Он присматривался ко всем сплавщикам на барке и мог судить уже о каждом из них. Это были совершенно разные люди, но удивительно похожие друг на друга своей безотрадной судьбой. На вид они выглядели сероватыми, с испитыми, обветренными лицами и вялыми движениями - все душевно искалеченные изнурительным трудом. Они понуро, неохотно отвечали, когда их спрашивали о жизни.
Бородатый старик Савелий обратил особое внимание Радищева. Он не отвечал на вопросы, а лишь помахивал рукой, покрытой ссадинами, и не разговаривал ни с кем на барке. Был он нрава кроткого и изредка, когда всё же отвечал, то растягивал слова и произносил их тоненьким голоском.
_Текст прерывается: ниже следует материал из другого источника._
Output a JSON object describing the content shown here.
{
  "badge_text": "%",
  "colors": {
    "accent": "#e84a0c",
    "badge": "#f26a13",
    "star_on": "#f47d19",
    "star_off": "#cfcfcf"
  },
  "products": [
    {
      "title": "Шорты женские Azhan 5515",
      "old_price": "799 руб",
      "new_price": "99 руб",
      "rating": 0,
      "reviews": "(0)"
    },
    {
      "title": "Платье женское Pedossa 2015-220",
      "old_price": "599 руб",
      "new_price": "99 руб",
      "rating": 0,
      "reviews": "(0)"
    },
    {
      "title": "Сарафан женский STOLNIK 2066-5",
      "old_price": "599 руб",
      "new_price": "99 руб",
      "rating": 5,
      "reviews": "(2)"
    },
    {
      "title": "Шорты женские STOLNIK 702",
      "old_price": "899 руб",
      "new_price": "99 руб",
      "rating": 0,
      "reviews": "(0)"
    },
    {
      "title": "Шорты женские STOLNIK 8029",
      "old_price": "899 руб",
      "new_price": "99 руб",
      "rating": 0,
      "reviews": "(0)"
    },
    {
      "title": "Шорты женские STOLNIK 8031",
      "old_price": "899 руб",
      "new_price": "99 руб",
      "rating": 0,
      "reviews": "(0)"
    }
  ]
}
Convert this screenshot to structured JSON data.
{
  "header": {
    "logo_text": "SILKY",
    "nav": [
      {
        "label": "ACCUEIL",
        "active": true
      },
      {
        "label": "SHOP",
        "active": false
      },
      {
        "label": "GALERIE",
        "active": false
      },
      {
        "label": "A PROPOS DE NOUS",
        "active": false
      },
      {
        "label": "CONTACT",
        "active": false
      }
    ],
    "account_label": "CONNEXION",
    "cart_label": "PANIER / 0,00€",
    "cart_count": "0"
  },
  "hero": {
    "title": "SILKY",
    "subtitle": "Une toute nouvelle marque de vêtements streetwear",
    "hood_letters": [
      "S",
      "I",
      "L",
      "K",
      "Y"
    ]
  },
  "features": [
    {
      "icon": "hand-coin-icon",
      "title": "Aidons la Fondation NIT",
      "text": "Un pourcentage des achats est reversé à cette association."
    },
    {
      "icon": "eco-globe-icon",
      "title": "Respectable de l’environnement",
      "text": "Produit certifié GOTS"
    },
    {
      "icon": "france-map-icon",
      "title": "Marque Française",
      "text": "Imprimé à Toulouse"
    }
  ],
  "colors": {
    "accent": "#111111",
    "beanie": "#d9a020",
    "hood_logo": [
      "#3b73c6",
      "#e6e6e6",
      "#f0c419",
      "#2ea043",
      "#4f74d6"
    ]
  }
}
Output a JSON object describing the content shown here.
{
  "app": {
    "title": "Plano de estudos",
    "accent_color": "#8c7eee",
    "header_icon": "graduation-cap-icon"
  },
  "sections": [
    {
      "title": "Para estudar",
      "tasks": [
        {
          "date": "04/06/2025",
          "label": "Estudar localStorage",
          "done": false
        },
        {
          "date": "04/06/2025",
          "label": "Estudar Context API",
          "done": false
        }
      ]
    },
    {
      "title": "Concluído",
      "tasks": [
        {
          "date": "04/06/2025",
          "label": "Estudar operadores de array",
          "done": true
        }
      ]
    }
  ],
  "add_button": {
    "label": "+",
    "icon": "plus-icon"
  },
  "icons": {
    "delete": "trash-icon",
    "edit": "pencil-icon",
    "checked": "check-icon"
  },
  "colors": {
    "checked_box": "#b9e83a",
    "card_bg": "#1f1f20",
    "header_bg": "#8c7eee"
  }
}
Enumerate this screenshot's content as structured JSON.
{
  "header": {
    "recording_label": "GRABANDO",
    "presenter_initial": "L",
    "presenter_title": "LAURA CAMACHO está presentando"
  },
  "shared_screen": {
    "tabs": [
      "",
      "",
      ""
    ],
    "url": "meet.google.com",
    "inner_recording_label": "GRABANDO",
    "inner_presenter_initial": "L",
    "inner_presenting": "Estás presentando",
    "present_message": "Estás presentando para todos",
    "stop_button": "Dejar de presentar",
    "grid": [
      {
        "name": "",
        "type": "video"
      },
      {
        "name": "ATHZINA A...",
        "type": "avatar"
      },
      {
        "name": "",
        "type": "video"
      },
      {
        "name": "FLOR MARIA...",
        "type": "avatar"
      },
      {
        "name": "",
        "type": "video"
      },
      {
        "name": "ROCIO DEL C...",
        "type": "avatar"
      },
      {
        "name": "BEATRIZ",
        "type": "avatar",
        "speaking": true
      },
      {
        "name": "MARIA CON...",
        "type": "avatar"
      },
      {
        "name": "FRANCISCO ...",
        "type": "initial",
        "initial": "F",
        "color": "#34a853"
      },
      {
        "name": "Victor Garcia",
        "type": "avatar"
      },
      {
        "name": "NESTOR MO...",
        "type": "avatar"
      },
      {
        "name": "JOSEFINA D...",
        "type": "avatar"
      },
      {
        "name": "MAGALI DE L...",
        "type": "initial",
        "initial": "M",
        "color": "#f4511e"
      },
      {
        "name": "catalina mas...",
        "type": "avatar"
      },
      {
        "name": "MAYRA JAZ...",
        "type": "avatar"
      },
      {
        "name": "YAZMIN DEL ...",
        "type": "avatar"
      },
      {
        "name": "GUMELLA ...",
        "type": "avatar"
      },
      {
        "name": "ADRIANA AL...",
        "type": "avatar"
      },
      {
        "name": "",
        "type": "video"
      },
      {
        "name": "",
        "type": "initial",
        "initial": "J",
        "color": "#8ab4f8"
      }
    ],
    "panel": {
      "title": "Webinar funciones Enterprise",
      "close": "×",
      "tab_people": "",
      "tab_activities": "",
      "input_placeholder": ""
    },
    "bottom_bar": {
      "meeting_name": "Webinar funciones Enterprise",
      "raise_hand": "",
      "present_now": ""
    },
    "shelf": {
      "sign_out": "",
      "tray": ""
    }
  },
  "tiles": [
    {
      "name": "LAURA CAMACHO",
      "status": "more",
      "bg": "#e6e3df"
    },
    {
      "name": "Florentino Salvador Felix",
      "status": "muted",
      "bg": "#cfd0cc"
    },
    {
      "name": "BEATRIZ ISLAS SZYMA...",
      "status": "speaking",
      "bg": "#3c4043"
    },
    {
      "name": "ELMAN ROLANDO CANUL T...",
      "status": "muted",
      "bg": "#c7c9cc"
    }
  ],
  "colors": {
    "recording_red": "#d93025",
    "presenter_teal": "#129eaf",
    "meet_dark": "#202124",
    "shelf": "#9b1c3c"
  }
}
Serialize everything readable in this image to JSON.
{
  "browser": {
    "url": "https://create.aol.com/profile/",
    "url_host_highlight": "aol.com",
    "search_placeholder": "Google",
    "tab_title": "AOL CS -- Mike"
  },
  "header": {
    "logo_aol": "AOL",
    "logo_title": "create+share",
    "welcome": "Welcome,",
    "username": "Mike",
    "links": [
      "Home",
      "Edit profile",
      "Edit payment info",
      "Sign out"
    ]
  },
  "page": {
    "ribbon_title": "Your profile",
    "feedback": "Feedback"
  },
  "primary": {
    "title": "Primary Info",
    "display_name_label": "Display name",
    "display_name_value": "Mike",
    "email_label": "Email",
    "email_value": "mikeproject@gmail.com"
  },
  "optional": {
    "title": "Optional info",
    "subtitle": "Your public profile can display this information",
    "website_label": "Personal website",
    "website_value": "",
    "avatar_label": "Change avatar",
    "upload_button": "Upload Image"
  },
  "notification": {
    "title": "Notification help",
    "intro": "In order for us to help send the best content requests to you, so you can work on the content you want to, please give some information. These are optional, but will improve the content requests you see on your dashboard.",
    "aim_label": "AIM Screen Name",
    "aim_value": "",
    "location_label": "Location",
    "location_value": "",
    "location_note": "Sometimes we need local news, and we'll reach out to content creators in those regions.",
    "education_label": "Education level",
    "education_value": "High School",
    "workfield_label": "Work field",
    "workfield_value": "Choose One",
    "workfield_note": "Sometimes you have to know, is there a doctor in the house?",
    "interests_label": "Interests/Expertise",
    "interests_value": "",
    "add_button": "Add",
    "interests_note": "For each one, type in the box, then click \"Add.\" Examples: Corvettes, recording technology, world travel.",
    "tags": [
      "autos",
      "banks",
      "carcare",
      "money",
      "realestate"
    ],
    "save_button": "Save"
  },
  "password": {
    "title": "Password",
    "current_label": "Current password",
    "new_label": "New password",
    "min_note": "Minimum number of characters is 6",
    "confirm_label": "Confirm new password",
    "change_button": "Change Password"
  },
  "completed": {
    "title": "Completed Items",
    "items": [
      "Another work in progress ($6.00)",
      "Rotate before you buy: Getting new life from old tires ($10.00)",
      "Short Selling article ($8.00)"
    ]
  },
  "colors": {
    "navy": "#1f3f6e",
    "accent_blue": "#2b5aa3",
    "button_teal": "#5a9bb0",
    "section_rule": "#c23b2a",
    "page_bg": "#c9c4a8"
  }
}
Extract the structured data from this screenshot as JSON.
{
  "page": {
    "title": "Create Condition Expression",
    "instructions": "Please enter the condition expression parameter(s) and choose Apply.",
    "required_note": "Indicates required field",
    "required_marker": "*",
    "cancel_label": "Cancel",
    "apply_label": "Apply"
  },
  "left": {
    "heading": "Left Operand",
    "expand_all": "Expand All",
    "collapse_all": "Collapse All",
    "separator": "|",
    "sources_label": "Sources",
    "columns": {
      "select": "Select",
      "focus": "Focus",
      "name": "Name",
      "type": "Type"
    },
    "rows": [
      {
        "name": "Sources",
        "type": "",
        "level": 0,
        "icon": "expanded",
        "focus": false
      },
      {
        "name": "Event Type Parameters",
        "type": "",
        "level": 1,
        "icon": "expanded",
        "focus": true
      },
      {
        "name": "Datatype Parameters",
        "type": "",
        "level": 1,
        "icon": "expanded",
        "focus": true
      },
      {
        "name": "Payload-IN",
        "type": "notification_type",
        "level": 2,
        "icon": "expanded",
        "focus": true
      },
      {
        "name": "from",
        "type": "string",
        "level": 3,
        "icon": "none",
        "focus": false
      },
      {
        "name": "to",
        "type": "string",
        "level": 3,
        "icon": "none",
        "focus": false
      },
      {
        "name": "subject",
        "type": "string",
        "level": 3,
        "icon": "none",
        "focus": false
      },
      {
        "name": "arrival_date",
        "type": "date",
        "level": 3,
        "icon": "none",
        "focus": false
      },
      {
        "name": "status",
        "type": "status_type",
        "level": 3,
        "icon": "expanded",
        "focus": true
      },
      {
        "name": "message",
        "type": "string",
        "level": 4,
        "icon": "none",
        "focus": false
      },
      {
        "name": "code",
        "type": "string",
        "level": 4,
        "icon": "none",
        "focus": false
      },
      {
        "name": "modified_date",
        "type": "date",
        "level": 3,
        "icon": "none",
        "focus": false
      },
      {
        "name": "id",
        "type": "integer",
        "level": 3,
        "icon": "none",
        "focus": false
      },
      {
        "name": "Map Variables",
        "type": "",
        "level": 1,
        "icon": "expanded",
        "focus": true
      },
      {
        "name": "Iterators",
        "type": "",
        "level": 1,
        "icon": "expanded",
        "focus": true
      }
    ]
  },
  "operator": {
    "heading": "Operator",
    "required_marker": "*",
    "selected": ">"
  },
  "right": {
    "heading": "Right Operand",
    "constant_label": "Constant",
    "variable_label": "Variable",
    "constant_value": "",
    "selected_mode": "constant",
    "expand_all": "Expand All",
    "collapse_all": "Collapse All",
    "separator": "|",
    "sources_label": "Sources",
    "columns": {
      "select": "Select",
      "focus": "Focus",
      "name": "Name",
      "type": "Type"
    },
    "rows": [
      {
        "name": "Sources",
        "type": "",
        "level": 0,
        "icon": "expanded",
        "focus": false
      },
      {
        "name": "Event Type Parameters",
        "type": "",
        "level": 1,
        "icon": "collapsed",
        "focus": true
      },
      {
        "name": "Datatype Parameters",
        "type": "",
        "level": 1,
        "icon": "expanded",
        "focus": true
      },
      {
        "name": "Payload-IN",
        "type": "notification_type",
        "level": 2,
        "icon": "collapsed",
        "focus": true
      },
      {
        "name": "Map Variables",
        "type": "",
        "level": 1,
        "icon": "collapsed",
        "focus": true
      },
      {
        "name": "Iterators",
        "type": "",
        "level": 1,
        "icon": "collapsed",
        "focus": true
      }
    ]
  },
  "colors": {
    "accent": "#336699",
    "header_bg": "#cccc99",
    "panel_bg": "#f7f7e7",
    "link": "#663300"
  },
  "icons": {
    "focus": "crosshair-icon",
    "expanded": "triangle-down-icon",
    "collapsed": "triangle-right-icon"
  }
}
При этом он приподнимал жиденькие брови высоко на лоб, словно ему было трудно говорить.
По виду сплавщиков Александр Николаевич безошибочно определял, что они пришли на Каму издалека, порядочно пообносились за дорогу и были недовольны всем, что их окружало, на всё смотрели безразлично и тупо. Глядя на них, Радищеву становилось всех их безгранично жалко: их нужда и забитость щемили его сердце, вызывали ноющую боль.
И всё же его тянуло поговорить со сплавщиками. Александр Николаевич расспрашивал:
- Откуда родом-то?
- Дальние мы.
- На заработки пришли?
- Какие заработки, по нужде. Казна пригнала, - сплавщик в коротком, изодранном кафтане из смурого сукна и в войлочной шляпе с низкой тульёй зло сжимал растрескавшиеся тонкие губы.
Никита Афанасьев, стоявший в стороне и внимательно прислушивавшийся к разговору, будто ждал минуты, чтобы сказать:
- Все они запроданы заране, вот и по нужде бредут на Каму…
Он сказал это твёрдо и уверенно, как человек, знающий цену себе и своим словам. Так он покрикивал и на сплавщиков, управляя баркой. Никита смолк, словно до конца выложил всё, что его занимало, и стоял, широко расставив крепкие ноги, и смотрел куда-то вдаль. Вертевшийся возле него бородатый Савелий казался совсем тщедушным и жалким с узкой иссохшей грудью и хлюпкой фигурой на кривых ногах.
Александр Николаевич давно оценил практический и сметливый ум Никиты Афанасьева, любившего в минуты раздумий и отдыха порассказать о себе, послушать песню, всгрустнуть по дому или помечтать о своём привольном житье-бытье.
Прошли Сарапул. Здесь была хлебная пристань. Отсюда барки с зерном направлялись в Пермь, а вниз, на Астрахань, шли с корабельным лесом, жёлтым, как восковые свечи.
Иногда приставали к берегу среди дня. Сплавщики бежали в деревню, чтобы купить молока, яиц, калачик или лепёшку, испечённые наполовину из отрубей. Вместе с ними выходил на берег и Радищев.